Sem a crise econômica atual, a sra. acha que teria saído do Brasil mesmo assim?
Eu diria que a crise foi mais um estopim que facilitou a negociação do lado americano.
O convite partiu deles, então?
Sim, eles consideram isso como "opportunity hire" [algo como
"contratação de oportunidade"], quando você identifica uma pessoa que
quer trazer por causa do perfil dela e do que ela pode trazer para a
universidade.
Essa é mais uma amostra do não engessamento, do sistema flexível e ágil
por lá. O Instituto Max Planck, da Alemanha, por exemplo, é craque em
identificar quem tem um perfil interessante como pesquisador em qualquer
país do mundo.
Qual o risco de as pessoas interpretarem sua atitude como algo
"antipatriótico", como de alguém que está "dando uma banana" para o
Brasil?
Pelo que tenho visto nas redes sociais, essas pessoas são uma minoria
ínfima, as reações são maciçamente de apoio. A ciência não tem
fronteiras. O importante é produzir conhecimento. O que as pessoas estão
dizendo, em geral, é: "Vá sim, aproveite que querem te dar condições
boas, mas não se esqueça da gente". Tenho esse gosto muito grande pela
divulgação científica e acho que a ciência é patrimônio da humanidade.
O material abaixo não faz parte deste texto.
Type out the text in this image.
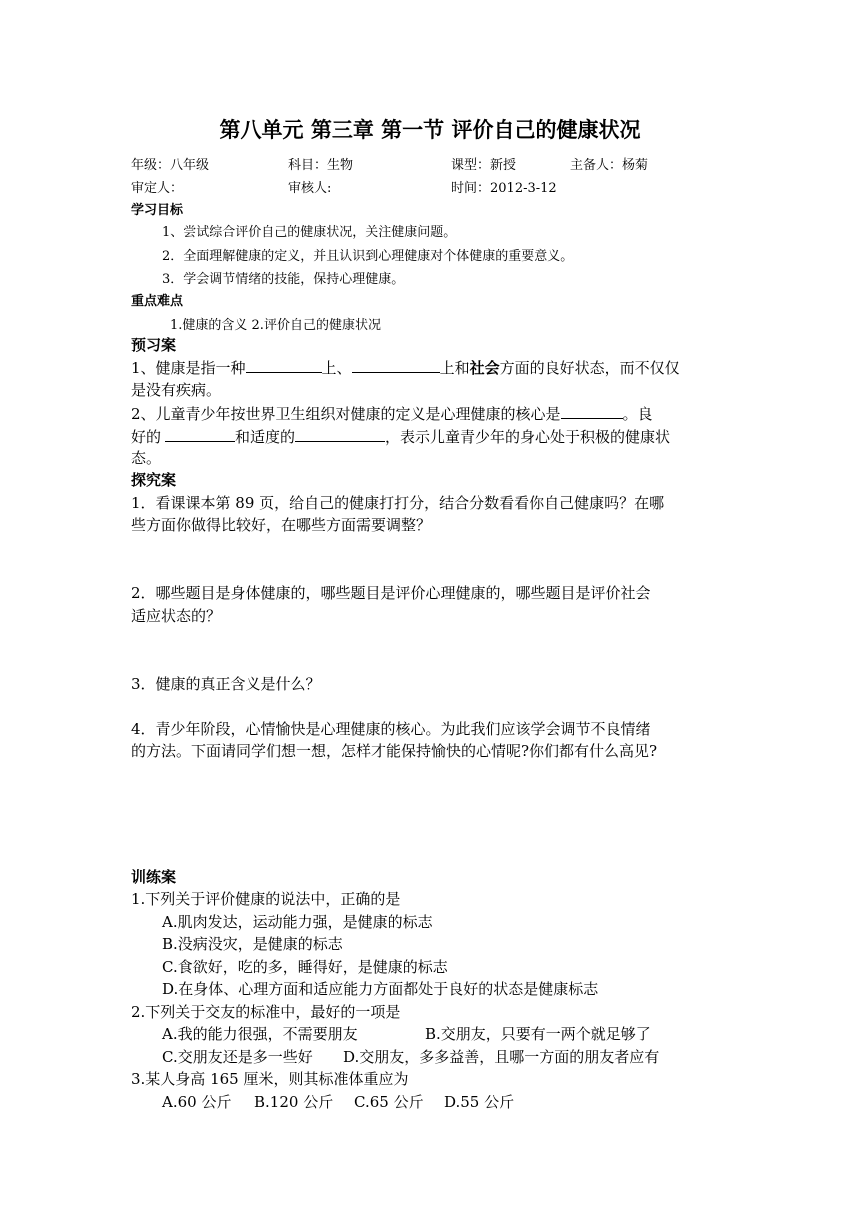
第八单元 第三章 第一节 评价自己的健康状况
年级：八年级	科目：生物	课型：新授	主备人：杨菊
审定人：	审核人:	时间：2012-3-12
学习目标
1、尝试综合评价自己的健康状况，关注健康问题。
2．全面理解健康的定义，并且认识到心理健康对个体健康的重要意义。
3．学会调节情绪的技能，保持心理健康。
重点难点
1.健康的含义 2.评价自己的健康状况
预习案
1、健康是指一种	上、	上和社会方面的良好状态，而不仅仅
是没有疾病。
2、儿童青少年按世界卫生组织对健康的定义是心理健康的核心是	。良
好的	和适度的	，表示儿童青少年的身心处于积极的健康状
态。
探究案
1．看课课本第 89 页，给自己的健康打打分，结合分数看看你自己健康吗？在哪
些方面你做得比较好，在哪些方面需要调整？
2．哪些题目是身体健康的，哪些题目是评价心理健康的，哪些题目是评价社会
适应状态的？
3．健康的真正含义是什么？
4．青少年阶段，心情愉快是心理健康的核心。为此我们应该学会调节不良情绪
的方法。下面请同学们想一想，怎样才能保持愉快的心情呢?你们都有什么高见?
训练案
1.下列关于评价健康的说法中，正确的是
A.肌肉发达，运动能力强，是健康的标志
B.没病没灾，是健康的标志
C.食欲好，吃的多，睡得好，是健康的标志
D.在身体、心理方面和适应能力方面都处于良好的状态是健康标志
2.下列关于交友的标准中，最好的一项是
A.我的能力很强，不需要朋友	B.交朋友，只要有一两个就足够了
C.交朋友还是多一些好 D.交朋友，多多益善，且哪一方面的朋友者应有
3.某人身高 165 厘米，则其标准体重应为
A.60 公斤 B.120 公斤 C.65 公斤 D.55 公斤
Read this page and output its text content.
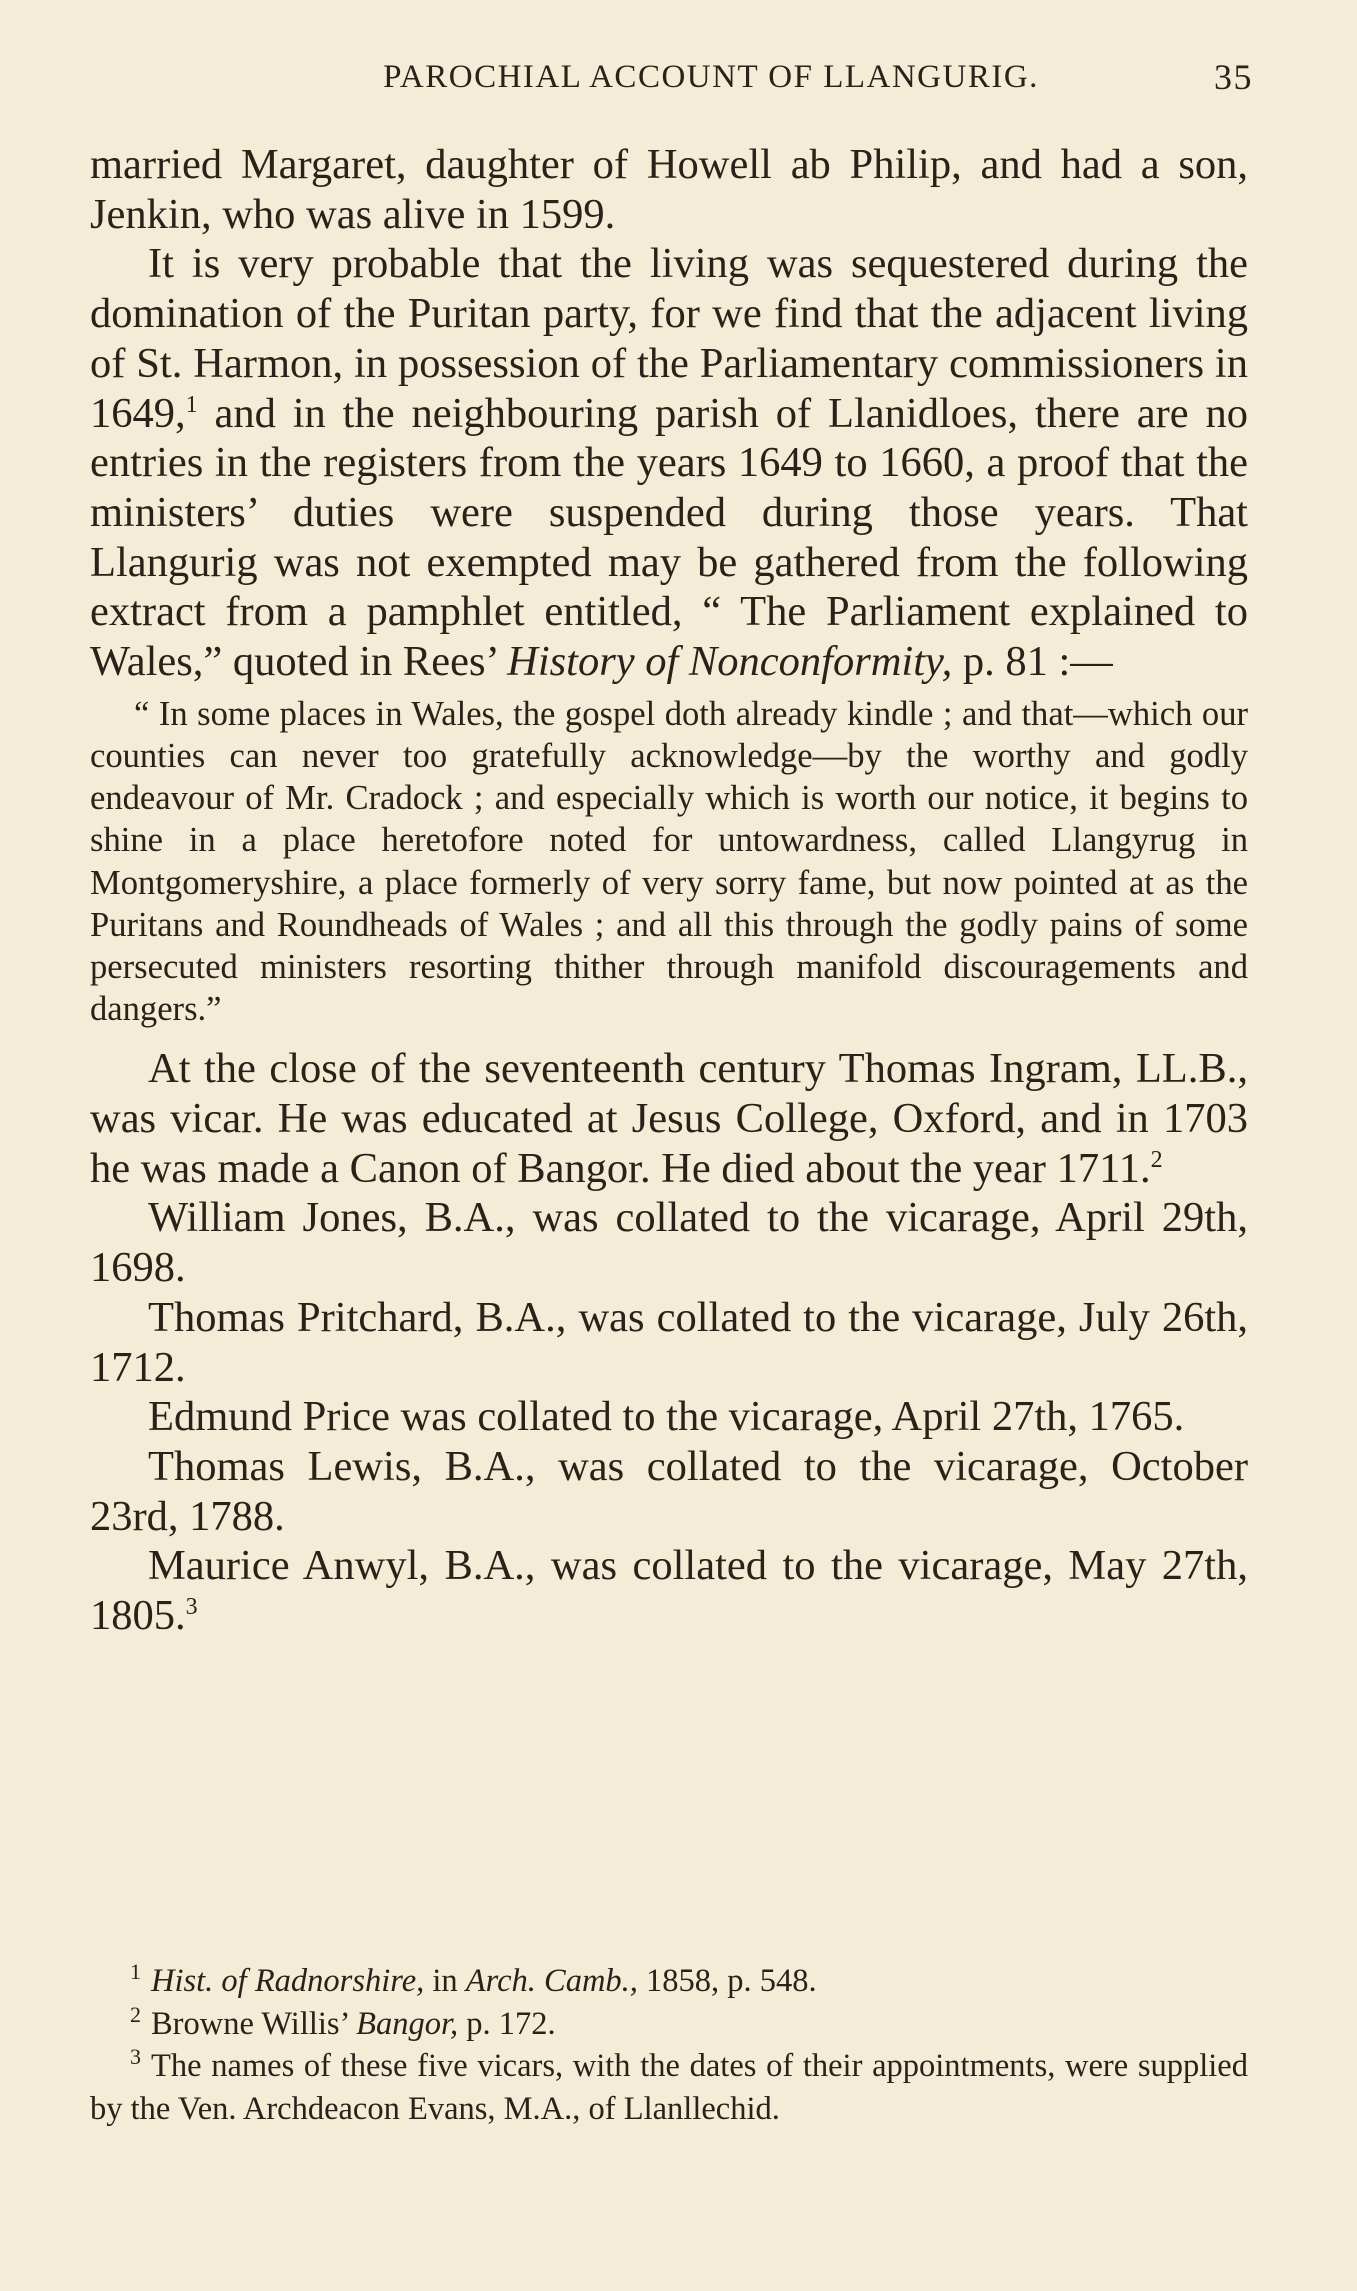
PAROCHIAL ACCOUNT OF LLANGURIG.	35

married Margaret, daughter of Howell ab Philip, and had a son, Jenkin, who was alive in 1599.

It is very probable that the living was sequestered during the domination of the Puritan party, for we find that the adjacent living of St. Harmon, in possession of the Parliamentary commissioners in 1649,$^1$ and in the neighbouring parish of Llanidloes, there are no entries in the registers from the years 1649 to 1660, a proof that the ministers’ duties were suspended during those years. That Llangurig was not exempted may be gathered from the following extract from a pamphlet entitled, “ The Parliament explained to Wales,” quoted in Rees’ History of Nonconformity, p. 81 :—

“ In some places in Wales, the gospel doth already kindle ; and that—which our counties can never too gratefully acknowledge—by the worthy and godly endeavour of Mr. Cradock ; and especially which is worth our notice, it begins to shine in a place heretofore noted for untowardness, called Llangyrug in Montgomeryshire, a place formerly of very sorry fame, but now pointed at as the Puritans and Roundheads of Wales ; and all this through the godly pains of some persecuted ministers resorting thither through manifold discouragements and dangers.”

At the close of the seventeenth century Thomas Ingram, LL.B., was vicar. He was educated at Jesus College, Oxford, and in 1703 he was made a Canon of Bangor. He died about the year 1711.$^2$

William Jones, B.A., was collated to the vicarage, April 29th, 1698.

Thomas Pritchard, B.A., was collated to the vicarage, July 26th, 1712.

Edmund Price was collated to the vicarage, April 27th, 1765.

Thomas Lewis, B.A., was collated to the vicarage, October 23rd, 1788.

Maurice Anwyl, B.A., was collated to the vicarage, May 27th, 1805.$^3$

$^1$ Hist. of Radnorshire, in Arch. Camb., 1858, p. 548.

$^2$ Browne Willis’ Bangor, p. 172.

$^3$ The names of these five vicars, with the dates of their appointments, were supplied by the Ven. Archdeacon Evans, M.A., of Llanllechid.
A única grande barreira é não poder gerar mais conhecimento, e
infelizmente não dá mais para conseguir fazer ciência de ponta aqui -
não em biomédicas, pelo menos. O que você tem são ilhas de excelência,
como o trabalho do Stevens [Rehen, também da UFRJ], que continua como
professor da UFRJ mas também recebe recursos da iniciativa privada, do
Idor [Instituto D'Or de Pesquisa e Ensino].
Sei que não é por falta de tentativa de apoio da Faperj [fundação
estadual de amparo à pesquisa do Rio]. O Jerson Lima Silva [diretor
científico do órgão] é um cara extraordinário, empenhado,
bem-intencionado. Mas ele depende de recursos que vêm do Estado, e se o
Estado já não libera nada, não há o que se fazer –estamos esperando
recursos prometidos no final de 2014 ainda.
O que termina de piorar a situação, sobretudo no caso do CNPq [principal
órgão federal de apoio à pesquisa], é a prática nociva, ainda que
bem-intencionada, de pulverizar recursos, financiando o maior número
possível de projetos com algum dinheiro que seja. Mesmo os mais bem
avaliados vão receber um terço do máximo que pediram, e note que o teto
dos pedidos já era de apenas R$ 120 mil para três anos.
Esse teto muito baixo limita que tipo de perguntas científicas você pode
fazer, ficamos limitados pela pulverização. Falta coragem de desagradar
a algumas pessoas que talvez estejam há décadas fazendo coisas que não
têm ambição e de ter um foco em projetos realmente excelentes, que
precisam de condições reais para fazer seu trabalho. O jeito de se fazer
ciência no Brasil precisa ser completamente repensado e repaginado.